Dans le cadre de notre rapport thématique de 2019, nous interrogeons des militants de la société civile, des dirigeants et des experts sur leur expérience des réactions hostiles de la part des groupes anti-droits humains. CIVICUS parle de la montée de l'extrémisme des groupes d'extrême droite et du fondamentalisme religieux en Europe de l'Est avec Gordan Bosanac, co-auteur d'une étude de cas sur l'Europe de l'Est pour le rapport du Global Philanthropy Project: « Conservatisme religieux sur la scène mondiale : Menaces et défis pour les droits LGBTI ».
Vous avez travaillé sur diverses questions, du racisme et de la xénophobie au conservatisme religieux et aux droits LGBTQI. Pensez-vous que la montée du nationalisme et attaques contre les droits des migrants et les droits sexuels et reproductifs font tous partie de la même tendance ?
Tout cela fait indéniablement partie du même phénomène. La grande majorité des organisations qui se mobilisent contre les droits des femmes rejettent également les personnes LGBTQI et les migrants et réfugiés. Ils font tous partie du même mouvement mondial qui rejette les idées démocratiques libérales, et ils se mobilisent tous contre les minorités ou les groupes vulnérables.
Il s'agit d'un ensemble très hétérogène de groupes et d'organisations. Leur dénominateur commun est ce contre quoi ils luttent : la démocratie libérale. Les groupes néonazis, misogynes, anti-LGBTQI et anti-migrants ont des objectifs différents, mais ils partagent le même programme et y collaborent. Beaucoup de ces groupes se réunissent au Congrès mondial des familles, où vous trouverez beaucoup de discours de haine contre la communauté LGBTQI, contre les femmes et contre les migrants.
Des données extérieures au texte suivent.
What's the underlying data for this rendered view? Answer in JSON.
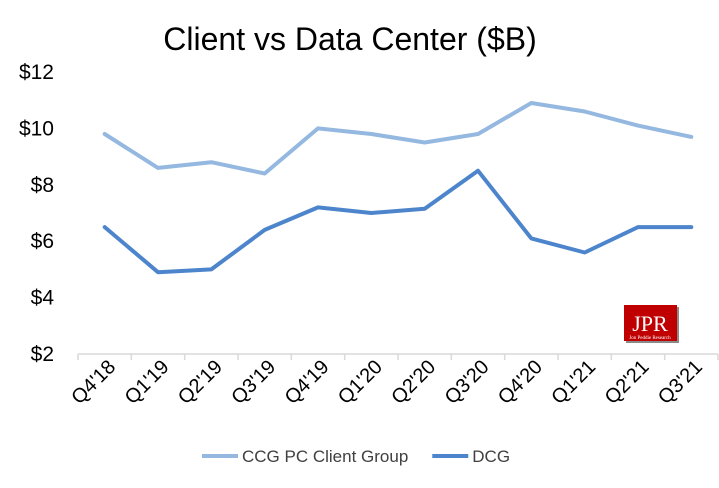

Ils partagent la même philosophie.
Pour moi, ces groupes sont exactement l'inverse du mouvement des droits de l'homme, où certaines organisations se concentrent sur les droits des femmes, d'autres sur les droits des LGBTQI, d'autres encore sur les migrants ou les peuples indigènes, ou sur les droits sociaux, culturels ou environnementaux, mais nous avons tous une philosophie fondée sur une vision positive des droits humains. Nous faisons tous partie du mouvement des droits de la personne. C'est exactement le contraire pour eux : ils partagent tous une vision négative des droits de l'homme, ils ne pensent pas qu'ils sont universels, ou ils ne considèrent pas tous les gens comme des êtres humains égaux. Quoi qu'il en soit, ils se mobilisent contre les droits de l'homme.
Quand et pourquoi des groupes fondamentalistes chrétiens sont-ils apparus en Europe de l'Est ?
L'une de mes collègues dit que ces groupes existent depuis longtemps. Elle enquête actuellement sur la troisième génération de ces groupes et affirme qu'ils ont vu le jour dans les années 1970, lorsqu'ils se sont mobilisés pour la première fois autour des idées néonazies et contre les droits des femmes. Le tournant le plus récent en Europe de l'Est s'est produit au début des années 2010. Dans de nombreux cas, il s'agit d'une réaction contre les débats politiques nationaux sur les LGBTQI et les droits reproductifs. La Croatie, d'où je viens, était l'une des exceptions en ce sens que ces groupes ne se sont pas mobilisés en réaction aux avancées politiques des groupes de défense des droits des femmes et des LGBTQI, mais plutôt par anticipation et à titre de mesure préventive contre les processus qui progressaient au niveau international, et en particulier contre le mariage homosexuel.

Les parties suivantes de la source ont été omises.